Fourth normal form involves multi-valued dependencies. Multi-valued dependencies are a special case of a join dependency where the table consists of all primary key attributes. These special cases most often are some three-column combinations, where obviously columns A, B, and C are a unique grouping; but we could break this entity apart into two entities. One entity consists of columns A and B, and the second entity has columns A and C. Entity ABC is simply entity AB joined with entity AC on the column A. The most sited example is a messy table of Teacher/Book/Author that apparently no one noticed should be a Teacher/Book table and a Book/Author table. These should have started as independent lists, but for unknown reasons everything was lumped together and considered perfectly fine until we get to this point in stepping through the normalization process.
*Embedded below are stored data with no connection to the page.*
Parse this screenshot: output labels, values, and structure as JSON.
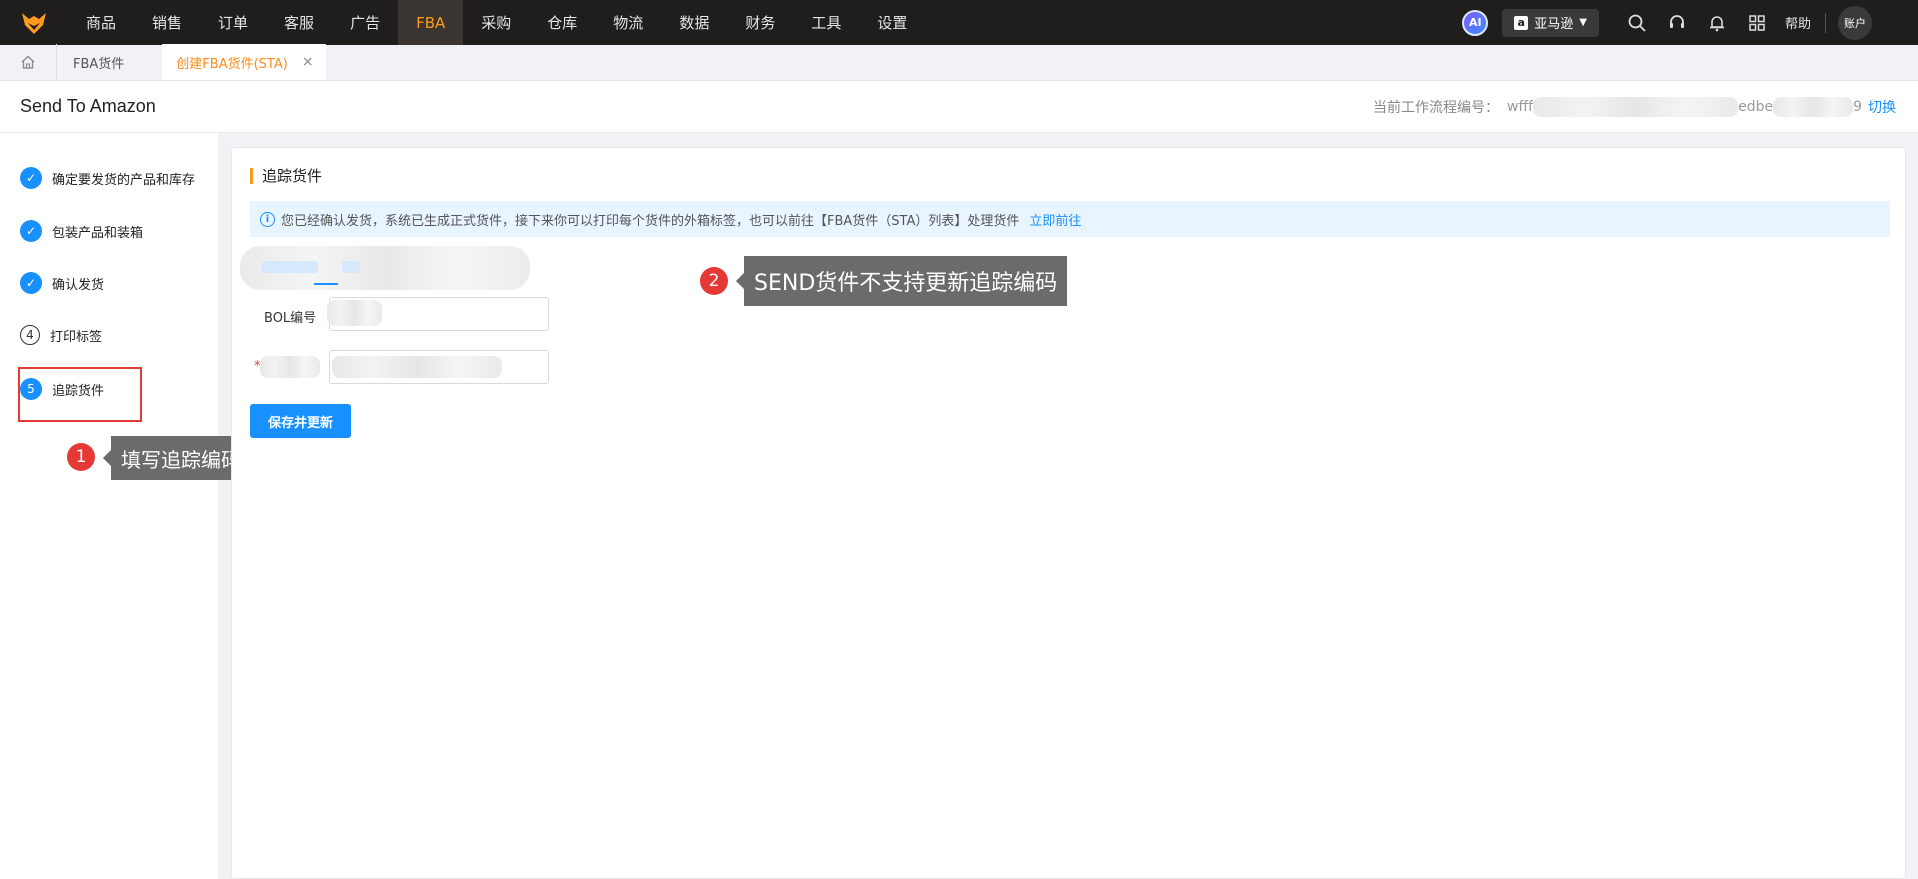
{
  "nav": {
    "items": [
      "商品",
      "销售",
      "订单",
      "客服",
      "广告",
      "FBA",
      "采购",
      "仓库",
      "物流",
      "数据",
      "财务",
      "工具",
      "设置"
    ],
    "active_index": 5,
    "ai_label": "AI",
    "store_label": "亚马逊",
    "help_label": "帮助",
    "account_label": "账户"
  },
  "tabs": {
    "items": [
      {
        "label": "FBA货件"
      },
      {
        "label": "创建FBA货件(STA)",
        "close": "×"
      }
    ]
  },
  "header": {
    "title": "Send To Amazon",
    "workflow_label": "当前工作流程编号：",
    "workflow_value_prefix": "wfff",
    "workflow_value_mid": "edbe",
    "workflow_value_suffix": "9",
    "switch_label": "切换"
  },
  "steps": [
    {
      "num": "✓",
      "label": "确定要发货的产品和库存",
      "state": "done"
    },
    {
      "num": "✓",
      "label": "包装产品和装箱",
      "state": "done"
    },
    {
      "num": "✓",
      "label": "确认发货",
      "state": "done"
    },
    {
      "num": "4",
      "label": "打印标签",
      "state": "todo"
    },
    {
      "num": "5",
      "label": "追踪货件",
      "state": "current"
    }
  ],
  "main": {
    "section_title": "追踪货件",
    "info_text": "您已经确认发货，系统已生成正式货件，接下来你可以打印每个货件的外箱标签，也可以前往【FBA货件（STA）列表】处理货件",
    "info_link": "立即前往",
    "bol_label": "BOL编号",
    "required_mark": "*",
    "save_button": "保存并更新"
  },
  "callouts": [
    {
      "num": "1",
      "text": "填写追踪编码"
    },
    {
      "num": "2",
      "text": "SEND货件不支持更新追踪编码"
    }
  ],
  "colors": {
    "nav_bg": "#1f1e1c",
    "accent_orange": "#ff9a1f",
    "primary_blue": "#1890ff",
    "callout_red": "#e53935",
    "callout_bg": "#6b6b6b"
  }
}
Join dependency evaluation, which is what 5th normal form is about, asks the data modeler to look at a table structure and try to imagine two or more structures containing subsets of the attributes that the starting entity included. Can those same attributes be configured into other “smaller” tables that when joined together would give you the starting structure and the exact same content? There are rules—one cannot simply create tables with the same primary key and have one non-primary key column on each of those tables. (We save that kind of drastic entity chopping for 6th normal form.)
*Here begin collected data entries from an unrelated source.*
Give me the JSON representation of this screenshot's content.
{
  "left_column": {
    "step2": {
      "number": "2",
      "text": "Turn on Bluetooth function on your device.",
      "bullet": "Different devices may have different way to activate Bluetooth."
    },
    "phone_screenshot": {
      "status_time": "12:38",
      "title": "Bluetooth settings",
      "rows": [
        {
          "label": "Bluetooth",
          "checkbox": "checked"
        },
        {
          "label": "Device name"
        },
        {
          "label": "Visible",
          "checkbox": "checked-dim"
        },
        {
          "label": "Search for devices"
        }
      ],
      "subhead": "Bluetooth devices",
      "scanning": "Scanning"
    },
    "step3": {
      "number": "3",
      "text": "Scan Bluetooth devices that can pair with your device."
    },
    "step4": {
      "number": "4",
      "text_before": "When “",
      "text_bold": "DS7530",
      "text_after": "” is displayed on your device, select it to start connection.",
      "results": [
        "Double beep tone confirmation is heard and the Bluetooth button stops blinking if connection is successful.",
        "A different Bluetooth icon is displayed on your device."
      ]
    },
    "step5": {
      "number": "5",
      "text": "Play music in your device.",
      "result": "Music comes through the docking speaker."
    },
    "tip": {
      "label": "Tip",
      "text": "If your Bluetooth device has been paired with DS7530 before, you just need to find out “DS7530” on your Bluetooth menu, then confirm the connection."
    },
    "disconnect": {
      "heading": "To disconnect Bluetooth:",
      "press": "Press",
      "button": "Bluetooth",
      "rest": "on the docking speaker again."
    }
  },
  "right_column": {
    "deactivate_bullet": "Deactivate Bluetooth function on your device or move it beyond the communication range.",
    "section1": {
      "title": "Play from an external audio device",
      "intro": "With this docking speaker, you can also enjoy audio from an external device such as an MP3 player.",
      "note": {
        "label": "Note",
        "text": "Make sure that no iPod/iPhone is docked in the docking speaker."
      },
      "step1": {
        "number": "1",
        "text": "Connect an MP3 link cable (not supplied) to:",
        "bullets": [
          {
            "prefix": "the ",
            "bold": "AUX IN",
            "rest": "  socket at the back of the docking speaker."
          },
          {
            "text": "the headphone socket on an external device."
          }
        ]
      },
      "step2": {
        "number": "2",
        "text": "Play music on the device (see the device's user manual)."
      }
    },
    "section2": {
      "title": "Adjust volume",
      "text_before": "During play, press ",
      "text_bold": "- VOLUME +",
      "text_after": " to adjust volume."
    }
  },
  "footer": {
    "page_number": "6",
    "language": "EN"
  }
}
Fortunately, an entity/table with a single primary key column is immune from troubles with this type of issue. One should start with a multi-column primary key entity, and the smaller tables proposed would each have a subset of the primary keys from the original, spread across the new tables in some combination. Often this gets very confusing because entities that are smaller in terms of columns are always better. This better/smaller desire means that a configuration of three two-column entities is more desirable than one three-column entity. An often-used example of this situation involves an entity containing subject/class/teacher that can be rebuilt by joining entity subject/class to entity class/teacher and then to entity subject/teacher. It is because of this ability to bring things back together via joins that 5th normal form is also called “Project-Join Normal Form.”
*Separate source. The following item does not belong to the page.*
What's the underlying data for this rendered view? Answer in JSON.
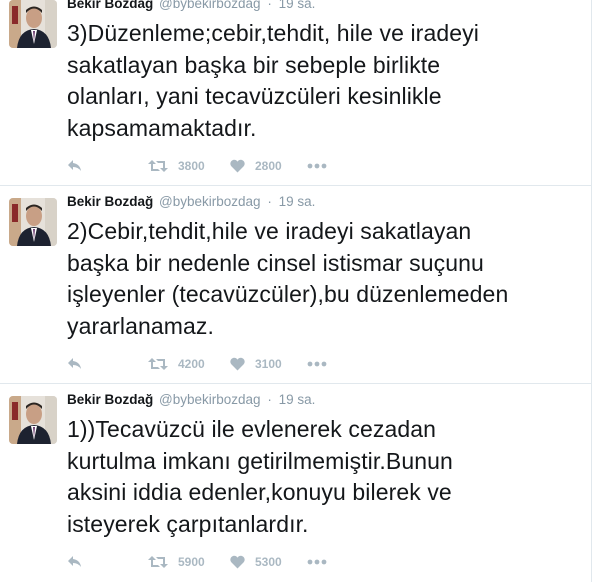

While all this may seem mysterious, in reality, such join and multi-value dependency sightings occur because of a combination of events; perhaps the data modeler is unfamiliar with the subject area being modeled, and potentially the user community doesn’t relate to the “double-talk” from the data modeler when they speak of “business rules.” Because of these “blind spots,” business objects that should have been identified and split into separate objects earlier in the process of reviewing data, have been left instead in a mushed-together state. Having been completely ignored and overlooked previously, 4th and even 5th normal forms provide a space for an intrepid data modeler to notice that these things should have been split up, and to do so now. And with this change, suddenly, voila!, normalization magic is performed. But then again, others may have drastically different explanations for 4th and 5th normal forms. So be cautious about listening to me. If you too, much like the Red Queen, try to believe up to six impossible things before breakfast, then you may now proclaim dominion over 4th and 5th normal forms.